General recommendations regarding antithrombotic therapy in the context of concomitant AF and CAD (asymptomatic, stable CAD [defined by the absence of ACS for the preceding 12 months], elective PCI, NSTEACS, or STEMI) are as follows.

  1. We recommend that patients who have concomitant AF and CAD receive a regimen of antithrombotic therapy that is on the basis of a balanced assessment of their risks of stroke, of a coronary event, and of hemorrhage associated with use of antithrombotic agents (Strong Recommendation, High-Quality Evidence).
  2. When OAC is indicated in the presence of CAD, we suggest a NOAC in preference to warfarin for NVAF (Conditional Recommendation, Low-Quality Evidence).

Values and preferences. The suggestion for use of a NOAC rather than warfarin places relatively greater weight on the ease of use ofNOACs vs warfarin and on the data from RCTs of NOACs vs warfarin for NVAF, showing equal or greater reduction of stroke, equal or less major bleeding, less intracranial bleeding, and no net increase in CAD outcomes. It places relatively less weight on the absence of long-term data on the effect of NOACs on coronary outcomes as opposed to the data for efficacy of warfarin.

Practical tip. When CAD is present, some expert clinicians prefer a combination of a NOAC and ASA rather than a NOAC alone in preference to warfarin alone for patients perceived to be at higher risk of coronary events and low risk of major bleeding and might choose a NOAC alone as a reasonable option in those with average to lower risk of coronary events and higher risk of bleeding.
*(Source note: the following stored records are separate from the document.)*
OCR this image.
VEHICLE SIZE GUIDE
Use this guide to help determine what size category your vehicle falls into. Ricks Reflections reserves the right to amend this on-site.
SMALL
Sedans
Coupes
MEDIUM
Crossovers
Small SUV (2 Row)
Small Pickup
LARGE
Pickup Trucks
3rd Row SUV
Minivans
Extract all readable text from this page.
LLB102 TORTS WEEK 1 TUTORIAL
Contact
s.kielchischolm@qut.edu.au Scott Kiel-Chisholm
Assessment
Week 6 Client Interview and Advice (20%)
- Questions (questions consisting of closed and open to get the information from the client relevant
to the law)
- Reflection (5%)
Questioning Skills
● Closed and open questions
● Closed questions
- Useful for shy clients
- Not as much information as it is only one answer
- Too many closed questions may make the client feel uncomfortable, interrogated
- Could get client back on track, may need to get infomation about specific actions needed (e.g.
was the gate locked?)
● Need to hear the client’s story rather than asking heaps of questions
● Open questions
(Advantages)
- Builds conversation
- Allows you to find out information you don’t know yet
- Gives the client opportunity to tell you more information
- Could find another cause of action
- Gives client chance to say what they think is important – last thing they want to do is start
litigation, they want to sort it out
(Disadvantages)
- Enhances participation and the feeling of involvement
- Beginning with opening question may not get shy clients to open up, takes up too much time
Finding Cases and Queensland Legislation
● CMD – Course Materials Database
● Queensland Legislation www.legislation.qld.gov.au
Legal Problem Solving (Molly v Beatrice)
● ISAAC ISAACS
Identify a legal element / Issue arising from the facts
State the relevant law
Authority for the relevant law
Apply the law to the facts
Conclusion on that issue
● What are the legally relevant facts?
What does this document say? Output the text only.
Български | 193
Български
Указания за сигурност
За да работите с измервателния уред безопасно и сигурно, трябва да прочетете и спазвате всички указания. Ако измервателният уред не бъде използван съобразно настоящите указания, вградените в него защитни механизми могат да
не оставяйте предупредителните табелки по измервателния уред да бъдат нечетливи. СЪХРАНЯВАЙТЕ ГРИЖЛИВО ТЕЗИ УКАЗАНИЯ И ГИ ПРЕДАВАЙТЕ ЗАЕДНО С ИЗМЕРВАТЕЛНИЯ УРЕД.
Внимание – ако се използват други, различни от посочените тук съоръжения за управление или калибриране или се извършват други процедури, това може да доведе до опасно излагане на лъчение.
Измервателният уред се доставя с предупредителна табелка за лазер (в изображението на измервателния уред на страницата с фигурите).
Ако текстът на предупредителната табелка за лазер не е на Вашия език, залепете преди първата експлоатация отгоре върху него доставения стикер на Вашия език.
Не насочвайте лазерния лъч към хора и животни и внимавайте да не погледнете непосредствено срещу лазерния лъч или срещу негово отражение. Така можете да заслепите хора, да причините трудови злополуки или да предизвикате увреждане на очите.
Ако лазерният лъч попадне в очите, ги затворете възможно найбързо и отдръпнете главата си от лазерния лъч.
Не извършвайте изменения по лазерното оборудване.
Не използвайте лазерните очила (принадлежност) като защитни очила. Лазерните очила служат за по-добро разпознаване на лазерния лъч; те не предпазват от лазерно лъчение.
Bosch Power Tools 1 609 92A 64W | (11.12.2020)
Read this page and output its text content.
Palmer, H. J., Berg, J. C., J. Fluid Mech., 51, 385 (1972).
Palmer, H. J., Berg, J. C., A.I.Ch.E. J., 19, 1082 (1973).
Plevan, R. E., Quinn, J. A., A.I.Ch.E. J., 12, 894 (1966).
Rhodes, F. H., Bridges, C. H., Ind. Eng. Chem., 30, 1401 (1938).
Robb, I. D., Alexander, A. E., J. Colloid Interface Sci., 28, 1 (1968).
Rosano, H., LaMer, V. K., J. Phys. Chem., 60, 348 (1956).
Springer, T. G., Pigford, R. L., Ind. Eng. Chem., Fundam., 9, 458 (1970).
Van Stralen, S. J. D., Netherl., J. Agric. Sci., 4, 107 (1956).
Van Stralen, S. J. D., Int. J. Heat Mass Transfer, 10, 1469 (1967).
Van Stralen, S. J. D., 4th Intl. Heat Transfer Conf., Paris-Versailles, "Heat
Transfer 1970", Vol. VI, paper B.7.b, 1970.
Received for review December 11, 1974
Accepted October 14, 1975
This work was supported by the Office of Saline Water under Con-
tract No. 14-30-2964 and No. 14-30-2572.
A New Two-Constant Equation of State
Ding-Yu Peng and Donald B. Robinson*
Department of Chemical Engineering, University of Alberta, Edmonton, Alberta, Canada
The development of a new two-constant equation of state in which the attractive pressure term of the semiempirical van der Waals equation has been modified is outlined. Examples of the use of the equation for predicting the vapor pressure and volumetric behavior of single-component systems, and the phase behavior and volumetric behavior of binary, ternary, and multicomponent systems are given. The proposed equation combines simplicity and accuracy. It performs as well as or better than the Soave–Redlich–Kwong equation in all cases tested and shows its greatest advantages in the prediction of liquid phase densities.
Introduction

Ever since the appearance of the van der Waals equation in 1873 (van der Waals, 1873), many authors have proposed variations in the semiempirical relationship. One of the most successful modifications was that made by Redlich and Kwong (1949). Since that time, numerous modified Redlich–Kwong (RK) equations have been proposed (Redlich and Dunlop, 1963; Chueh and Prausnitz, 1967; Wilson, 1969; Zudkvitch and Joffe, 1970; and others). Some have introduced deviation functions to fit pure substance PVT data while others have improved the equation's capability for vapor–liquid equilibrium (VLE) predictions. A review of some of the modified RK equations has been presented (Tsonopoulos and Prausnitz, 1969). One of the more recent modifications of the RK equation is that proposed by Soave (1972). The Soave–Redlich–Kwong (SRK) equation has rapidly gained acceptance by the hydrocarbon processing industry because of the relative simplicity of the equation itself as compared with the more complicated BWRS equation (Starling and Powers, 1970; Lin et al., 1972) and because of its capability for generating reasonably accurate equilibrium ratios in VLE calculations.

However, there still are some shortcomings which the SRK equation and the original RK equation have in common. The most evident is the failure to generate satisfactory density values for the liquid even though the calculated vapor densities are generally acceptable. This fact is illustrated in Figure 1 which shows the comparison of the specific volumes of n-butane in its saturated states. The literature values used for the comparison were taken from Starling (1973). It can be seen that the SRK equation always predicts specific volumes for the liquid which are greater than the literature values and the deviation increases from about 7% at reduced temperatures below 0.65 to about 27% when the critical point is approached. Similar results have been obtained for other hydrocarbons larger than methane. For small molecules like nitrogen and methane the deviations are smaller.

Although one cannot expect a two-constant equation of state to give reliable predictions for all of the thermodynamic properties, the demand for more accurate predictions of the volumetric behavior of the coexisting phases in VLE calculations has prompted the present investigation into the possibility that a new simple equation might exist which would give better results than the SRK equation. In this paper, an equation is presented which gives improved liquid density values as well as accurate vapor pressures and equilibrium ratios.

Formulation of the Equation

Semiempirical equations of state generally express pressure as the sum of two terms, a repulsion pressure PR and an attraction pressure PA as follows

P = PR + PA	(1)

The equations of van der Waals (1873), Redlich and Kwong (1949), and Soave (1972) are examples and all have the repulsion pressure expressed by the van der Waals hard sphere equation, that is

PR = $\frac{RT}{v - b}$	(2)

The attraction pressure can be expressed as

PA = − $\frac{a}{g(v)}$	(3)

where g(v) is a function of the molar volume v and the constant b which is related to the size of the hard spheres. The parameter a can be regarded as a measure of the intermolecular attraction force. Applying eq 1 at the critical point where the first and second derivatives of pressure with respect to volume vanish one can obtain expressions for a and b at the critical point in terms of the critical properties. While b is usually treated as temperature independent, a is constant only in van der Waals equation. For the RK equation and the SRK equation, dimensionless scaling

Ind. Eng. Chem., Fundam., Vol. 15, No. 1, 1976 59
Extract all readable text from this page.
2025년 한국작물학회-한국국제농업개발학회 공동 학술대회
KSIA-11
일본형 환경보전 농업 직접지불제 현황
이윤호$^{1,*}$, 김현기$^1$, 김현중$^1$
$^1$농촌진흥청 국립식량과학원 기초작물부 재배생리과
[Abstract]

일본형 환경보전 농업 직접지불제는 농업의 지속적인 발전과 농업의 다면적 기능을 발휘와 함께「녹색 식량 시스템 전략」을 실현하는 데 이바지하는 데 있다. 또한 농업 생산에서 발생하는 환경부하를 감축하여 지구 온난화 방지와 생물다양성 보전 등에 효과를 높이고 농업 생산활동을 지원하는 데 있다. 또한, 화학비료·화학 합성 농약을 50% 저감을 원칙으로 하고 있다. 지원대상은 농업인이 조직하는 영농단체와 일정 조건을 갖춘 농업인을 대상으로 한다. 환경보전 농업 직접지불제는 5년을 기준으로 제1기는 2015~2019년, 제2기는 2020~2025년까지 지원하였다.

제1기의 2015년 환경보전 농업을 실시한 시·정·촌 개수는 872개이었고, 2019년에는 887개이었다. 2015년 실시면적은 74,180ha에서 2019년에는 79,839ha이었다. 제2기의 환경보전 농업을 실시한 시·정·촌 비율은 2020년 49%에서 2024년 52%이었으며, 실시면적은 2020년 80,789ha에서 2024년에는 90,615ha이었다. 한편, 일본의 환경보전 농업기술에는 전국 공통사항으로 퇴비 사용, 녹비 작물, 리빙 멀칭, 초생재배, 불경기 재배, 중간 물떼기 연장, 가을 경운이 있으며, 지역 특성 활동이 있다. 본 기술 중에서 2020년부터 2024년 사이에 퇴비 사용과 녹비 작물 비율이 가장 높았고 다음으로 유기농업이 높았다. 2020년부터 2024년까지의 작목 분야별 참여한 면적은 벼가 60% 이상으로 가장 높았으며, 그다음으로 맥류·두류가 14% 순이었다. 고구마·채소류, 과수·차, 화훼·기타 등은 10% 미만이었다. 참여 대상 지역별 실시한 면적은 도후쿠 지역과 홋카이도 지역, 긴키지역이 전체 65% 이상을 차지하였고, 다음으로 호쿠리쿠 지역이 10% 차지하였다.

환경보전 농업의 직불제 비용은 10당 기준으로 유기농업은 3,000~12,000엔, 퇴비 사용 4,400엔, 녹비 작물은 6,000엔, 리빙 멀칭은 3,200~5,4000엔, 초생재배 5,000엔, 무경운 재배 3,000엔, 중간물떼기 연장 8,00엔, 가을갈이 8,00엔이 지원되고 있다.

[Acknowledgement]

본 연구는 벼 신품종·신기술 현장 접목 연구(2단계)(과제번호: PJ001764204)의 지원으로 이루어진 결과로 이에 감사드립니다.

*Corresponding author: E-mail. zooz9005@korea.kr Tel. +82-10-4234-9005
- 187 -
Practical tip. In general, the recommended doses of NOACs are the usual doses studied in the RCTs of NVAF. For patients who require combinations of APT and OAC agents for concomitant AF and CAD, we suggest that measures be used to reduce the risk of bleeding, including careful consideration of Hypertension, Abnormal Renal/Liver Function, Stroke, Bleeding History or Predisposition, Labile INR, Elderly (>65 Years), Drugs/Alcohol Concomitantly (HASBLED) risk factors and vigorous efforts to mitigate them; specific measures during invasive procedures (radial access, small-diameter sheaths, early sheath removal from the femoral site, and minimized use of acute procedural antithrombotic therapies); consideration of proton pump inhibitors; avoidance of prasugrel and ticagrelor in conjunction with OAC; the use of warfarin in the lower international normalized ratio (INR) range; consideration of the lower effective doses of NOACs; and delaying nonurgent catheterization until there is clarity about coagulation status and renal function. If the risk of restenosis is relatively low, the option of a bare metal stent (BMS) rather than a second-generation drug-eluting stent (DES) should be considered.